Roloff scheint es um eine Selbstvergewisserung des lyrischen Ichs zu gehen, indem auffallend häufig zeitliche („am 1. september/ auf vierzehn uhr angesetzt/ überm winter/ jeden morgen“) und räumliche Verortungen eines Gedichtes („hinter pirna/ breitscheid- ecke twachtmannstraße/ zwischen havel & havel“) vorgenommen werden. Kathrin Schmidt spricht folgerichtig von „chronotopischen Gedichten.“ Trotz dieser Verortung ist es nicht Anliegen des Autors, Alltagsgedichte im Sinne eines Rolf Dieter Brinkmanns zu schreiben.

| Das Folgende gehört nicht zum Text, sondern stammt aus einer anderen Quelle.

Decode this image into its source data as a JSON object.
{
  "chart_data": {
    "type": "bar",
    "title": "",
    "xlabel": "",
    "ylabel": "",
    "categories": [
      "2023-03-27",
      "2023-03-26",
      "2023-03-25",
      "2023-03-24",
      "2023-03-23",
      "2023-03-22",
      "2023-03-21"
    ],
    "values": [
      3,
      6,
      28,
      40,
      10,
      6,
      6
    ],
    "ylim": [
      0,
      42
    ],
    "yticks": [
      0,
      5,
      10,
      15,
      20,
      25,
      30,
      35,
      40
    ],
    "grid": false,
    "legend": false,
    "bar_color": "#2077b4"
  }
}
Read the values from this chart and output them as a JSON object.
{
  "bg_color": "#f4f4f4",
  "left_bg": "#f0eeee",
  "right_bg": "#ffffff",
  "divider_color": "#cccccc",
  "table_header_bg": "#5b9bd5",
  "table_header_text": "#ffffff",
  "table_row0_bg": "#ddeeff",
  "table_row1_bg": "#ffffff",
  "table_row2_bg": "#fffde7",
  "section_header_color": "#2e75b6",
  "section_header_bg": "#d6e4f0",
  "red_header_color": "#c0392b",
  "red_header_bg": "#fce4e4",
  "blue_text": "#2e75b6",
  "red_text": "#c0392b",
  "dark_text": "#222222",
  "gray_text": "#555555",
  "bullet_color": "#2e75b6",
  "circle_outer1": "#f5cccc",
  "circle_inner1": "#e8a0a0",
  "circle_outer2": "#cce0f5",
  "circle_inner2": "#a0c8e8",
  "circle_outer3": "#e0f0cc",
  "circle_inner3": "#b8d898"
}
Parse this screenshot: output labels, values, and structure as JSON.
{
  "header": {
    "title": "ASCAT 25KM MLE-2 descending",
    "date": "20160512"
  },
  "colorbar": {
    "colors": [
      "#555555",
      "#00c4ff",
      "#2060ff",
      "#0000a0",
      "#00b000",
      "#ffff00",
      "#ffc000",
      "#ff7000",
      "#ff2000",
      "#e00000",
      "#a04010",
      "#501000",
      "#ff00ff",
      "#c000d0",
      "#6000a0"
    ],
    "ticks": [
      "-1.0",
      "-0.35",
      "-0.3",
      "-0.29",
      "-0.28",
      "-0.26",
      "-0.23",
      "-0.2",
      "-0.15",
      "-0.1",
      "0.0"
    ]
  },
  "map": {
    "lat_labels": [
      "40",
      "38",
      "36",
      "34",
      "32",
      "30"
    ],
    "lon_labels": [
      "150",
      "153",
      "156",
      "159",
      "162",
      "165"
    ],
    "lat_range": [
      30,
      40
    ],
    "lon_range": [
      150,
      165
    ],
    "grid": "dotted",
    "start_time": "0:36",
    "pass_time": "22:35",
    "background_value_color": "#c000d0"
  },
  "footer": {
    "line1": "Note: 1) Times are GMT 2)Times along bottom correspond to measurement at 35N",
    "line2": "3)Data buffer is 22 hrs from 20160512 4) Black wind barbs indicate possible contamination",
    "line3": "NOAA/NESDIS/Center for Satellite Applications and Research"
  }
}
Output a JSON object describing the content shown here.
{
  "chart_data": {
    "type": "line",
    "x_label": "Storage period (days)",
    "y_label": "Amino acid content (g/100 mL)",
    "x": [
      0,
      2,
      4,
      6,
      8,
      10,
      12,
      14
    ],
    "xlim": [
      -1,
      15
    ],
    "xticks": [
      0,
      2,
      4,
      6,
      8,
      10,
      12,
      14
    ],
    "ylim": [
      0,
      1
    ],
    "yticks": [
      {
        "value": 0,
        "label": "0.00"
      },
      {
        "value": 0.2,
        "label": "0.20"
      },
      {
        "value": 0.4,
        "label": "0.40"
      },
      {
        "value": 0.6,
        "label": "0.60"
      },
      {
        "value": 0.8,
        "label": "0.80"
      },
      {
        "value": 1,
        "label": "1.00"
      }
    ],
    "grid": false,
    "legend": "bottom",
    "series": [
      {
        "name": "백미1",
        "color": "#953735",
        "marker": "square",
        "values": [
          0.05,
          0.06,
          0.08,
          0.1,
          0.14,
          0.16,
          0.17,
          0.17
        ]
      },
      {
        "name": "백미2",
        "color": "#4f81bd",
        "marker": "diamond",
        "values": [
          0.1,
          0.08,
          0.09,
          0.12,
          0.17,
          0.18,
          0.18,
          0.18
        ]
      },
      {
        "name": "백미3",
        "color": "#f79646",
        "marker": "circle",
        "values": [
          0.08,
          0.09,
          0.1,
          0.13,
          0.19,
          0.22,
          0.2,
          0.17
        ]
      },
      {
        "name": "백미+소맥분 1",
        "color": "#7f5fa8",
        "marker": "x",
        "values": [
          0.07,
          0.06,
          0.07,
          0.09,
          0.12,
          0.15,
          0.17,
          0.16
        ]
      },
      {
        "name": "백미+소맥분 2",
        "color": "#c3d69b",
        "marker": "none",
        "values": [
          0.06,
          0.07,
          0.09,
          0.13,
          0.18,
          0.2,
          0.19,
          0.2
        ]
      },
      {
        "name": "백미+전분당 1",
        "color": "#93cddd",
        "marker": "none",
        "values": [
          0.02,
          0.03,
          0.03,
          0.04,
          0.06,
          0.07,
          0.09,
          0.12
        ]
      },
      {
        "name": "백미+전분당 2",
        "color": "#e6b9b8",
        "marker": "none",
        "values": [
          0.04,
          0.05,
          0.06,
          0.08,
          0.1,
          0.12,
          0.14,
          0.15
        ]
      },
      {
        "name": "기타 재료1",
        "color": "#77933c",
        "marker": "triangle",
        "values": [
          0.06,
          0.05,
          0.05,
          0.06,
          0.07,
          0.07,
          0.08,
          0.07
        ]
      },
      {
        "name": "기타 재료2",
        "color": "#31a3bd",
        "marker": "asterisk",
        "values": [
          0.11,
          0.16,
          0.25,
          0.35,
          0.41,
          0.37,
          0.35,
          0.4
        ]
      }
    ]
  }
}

Dazu wird das Geschehen zu sehr verfremdet, z.B. durch komplexe Metaphern („besuche die freiheit/ wie einen lesesaal eine/ schankwirtschaft“ – tafelspitz// „das quaderförmige/ eiland der aufklappbaren/ gegenwartsmappe durchstreift mich“ – treasure island) oder indem scheinbar Gegensätzliches im Zeugma miteiander verbunden wird („parataktische fehlleistung& hyperaktive schübe“ – waten im verdachtsgelände// „liest sich wie grundbuch + falzt erkenntnisse/ frei vom maßlosen toponym“ – kataster). In vielen Gedichten zählt das lyrische Ich das, was es sieht, auf („einhaust in der liturgie den posaunen/ & kreuzbögen eines abends in erfurt“ – requiem// „löwe kissen totenschädel“ – hieronymus im gehäus), was zum sachlich-neutralen Ton der Gedichte beiträgt. Grundsätzlich wirkt die Wahrnehmung des lyrisches Ichs distanziert, emotionslos. Oft tritt das Ich gar nicht auf (waten im verdachtsgelände, carte) oder es gibt sich erst spät im Gedicht zu erkennen (requiem, mai in demmin). Auffallend ist die Vorliebe des Autors für Parenthesen oder für die Verwendung von Sonderzeichen (&, + und /).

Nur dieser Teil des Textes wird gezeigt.